Ce constat devrait normalement suffire à alarmer n’importe quelLE militantE d’extrême gauche. Pourtant, depuis un certain temps, on peut observer, dans le milieu militant montréalais, une tendance à considérer comme une victoire le simple fait de parvenir à prendre la rue sans avoir demandé préalablement la permission aux autorités, comme si cela signifiait nécessairement qu’on aurait, ce faisant, réussi à bâtir un rapport de force avec l’État. Or, que la police laisse aller une manifestation dont elle n’a pas reçu l’itinéraire – même si la thématique de celle-ci ne lui plaît pas – ne veut pas nécessairement dire qu’elle a été forcée de le faire. Rappelons simplement que, dans une démocratie bourgeoise comme le Canada, les droits à la liberté d’expression et à la liberté de rassemblement sont, en circonstances ordinaires, généralement accordés au prolétariat. L’État mise d’abord et avant tout sur la pacification: la répression pure et simple doit être employée le moins possible – ce qui ne veut pas dire qu’elle ne survient pas, évidemment.

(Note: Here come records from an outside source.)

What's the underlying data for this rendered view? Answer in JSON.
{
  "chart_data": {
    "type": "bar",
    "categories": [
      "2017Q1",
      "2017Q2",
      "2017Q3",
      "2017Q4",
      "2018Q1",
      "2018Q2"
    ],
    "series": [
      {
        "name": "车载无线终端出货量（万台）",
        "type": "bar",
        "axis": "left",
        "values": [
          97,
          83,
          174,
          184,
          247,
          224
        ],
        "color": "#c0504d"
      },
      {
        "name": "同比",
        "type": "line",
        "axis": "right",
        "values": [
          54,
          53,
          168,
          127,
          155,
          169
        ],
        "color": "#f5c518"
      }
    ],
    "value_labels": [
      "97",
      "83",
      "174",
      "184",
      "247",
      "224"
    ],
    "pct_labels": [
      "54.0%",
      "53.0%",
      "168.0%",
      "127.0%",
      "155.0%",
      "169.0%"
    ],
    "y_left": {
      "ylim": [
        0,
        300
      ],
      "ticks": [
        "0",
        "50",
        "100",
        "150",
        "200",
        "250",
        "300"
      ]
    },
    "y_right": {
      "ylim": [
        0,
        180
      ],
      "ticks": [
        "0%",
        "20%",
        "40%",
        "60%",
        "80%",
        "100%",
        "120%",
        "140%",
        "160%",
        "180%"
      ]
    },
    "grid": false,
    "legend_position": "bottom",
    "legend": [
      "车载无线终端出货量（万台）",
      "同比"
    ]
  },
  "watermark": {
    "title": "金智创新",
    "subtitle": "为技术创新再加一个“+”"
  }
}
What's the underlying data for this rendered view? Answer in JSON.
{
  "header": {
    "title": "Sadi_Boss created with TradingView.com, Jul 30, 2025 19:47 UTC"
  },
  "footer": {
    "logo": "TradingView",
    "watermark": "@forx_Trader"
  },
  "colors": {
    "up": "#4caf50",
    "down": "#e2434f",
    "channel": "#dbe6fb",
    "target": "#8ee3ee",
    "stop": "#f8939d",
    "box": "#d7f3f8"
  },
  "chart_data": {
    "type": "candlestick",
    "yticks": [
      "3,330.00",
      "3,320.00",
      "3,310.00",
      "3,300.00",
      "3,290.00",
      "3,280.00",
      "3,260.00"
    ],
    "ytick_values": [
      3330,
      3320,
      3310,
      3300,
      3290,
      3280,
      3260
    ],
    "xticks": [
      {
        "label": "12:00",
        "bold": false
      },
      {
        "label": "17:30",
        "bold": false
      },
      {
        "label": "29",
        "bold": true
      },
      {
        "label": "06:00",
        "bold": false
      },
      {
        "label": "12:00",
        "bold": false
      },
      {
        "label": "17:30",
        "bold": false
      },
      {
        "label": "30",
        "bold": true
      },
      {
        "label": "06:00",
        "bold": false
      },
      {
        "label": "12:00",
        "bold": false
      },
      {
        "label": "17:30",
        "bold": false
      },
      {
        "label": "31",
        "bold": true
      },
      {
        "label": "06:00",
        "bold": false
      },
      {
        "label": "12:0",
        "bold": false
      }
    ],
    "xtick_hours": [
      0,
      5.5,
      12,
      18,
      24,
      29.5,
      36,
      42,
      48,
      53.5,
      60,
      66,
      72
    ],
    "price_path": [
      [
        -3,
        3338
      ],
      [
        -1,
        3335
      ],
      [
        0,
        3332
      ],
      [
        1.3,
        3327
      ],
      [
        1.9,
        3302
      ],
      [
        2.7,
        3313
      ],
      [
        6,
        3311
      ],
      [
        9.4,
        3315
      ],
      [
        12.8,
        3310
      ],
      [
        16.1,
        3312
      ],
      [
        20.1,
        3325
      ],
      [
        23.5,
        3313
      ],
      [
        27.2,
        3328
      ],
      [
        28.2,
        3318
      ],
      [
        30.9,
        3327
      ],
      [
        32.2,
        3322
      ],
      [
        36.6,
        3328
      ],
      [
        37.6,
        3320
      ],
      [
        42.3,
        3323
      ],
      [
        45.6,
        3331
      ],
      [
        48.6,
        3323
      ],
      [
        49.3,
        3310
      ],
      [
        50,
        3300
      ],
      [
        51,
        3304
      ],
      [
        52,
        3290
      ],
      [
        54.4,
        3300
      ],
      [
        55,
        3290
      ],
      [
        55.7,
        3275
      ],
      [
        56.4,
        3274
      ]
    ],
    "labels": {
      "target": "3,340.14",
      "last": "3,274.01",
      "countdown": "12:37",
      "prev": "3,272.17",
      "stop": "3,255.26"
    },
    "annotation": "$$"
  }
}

La police préférera donc le plus souvent laisser aller les manifestations plutôt que de les juguler dès le départ, si elle considère qu’un encadrement serré lui permettra de garder facilement le contrôle et d’assurer que le train-train quotidien bourgeois ne soit pas trop dérangé (ce qui n’était plus le cas en 2012, par exemple, lorsqu’il y avait des manifestations chaque soir). L’acte de prendre la rue, même sans collaboration ouverte avec les autorités, n’équivaut donc pas forcément à la construction d’un «rapport de force» avec l’État. L’existence d’une opposition pacifique protestant «librement» est même utile, dans une certaine mesure, aux idéologues bourgeois qui clament haut et fort que «la démocratie» permet l’expression de toutes les opinions et donne la chance à toutes les options politiques – et ce, a fortiori lorsqu’on laisse même les «radicaux» manifester!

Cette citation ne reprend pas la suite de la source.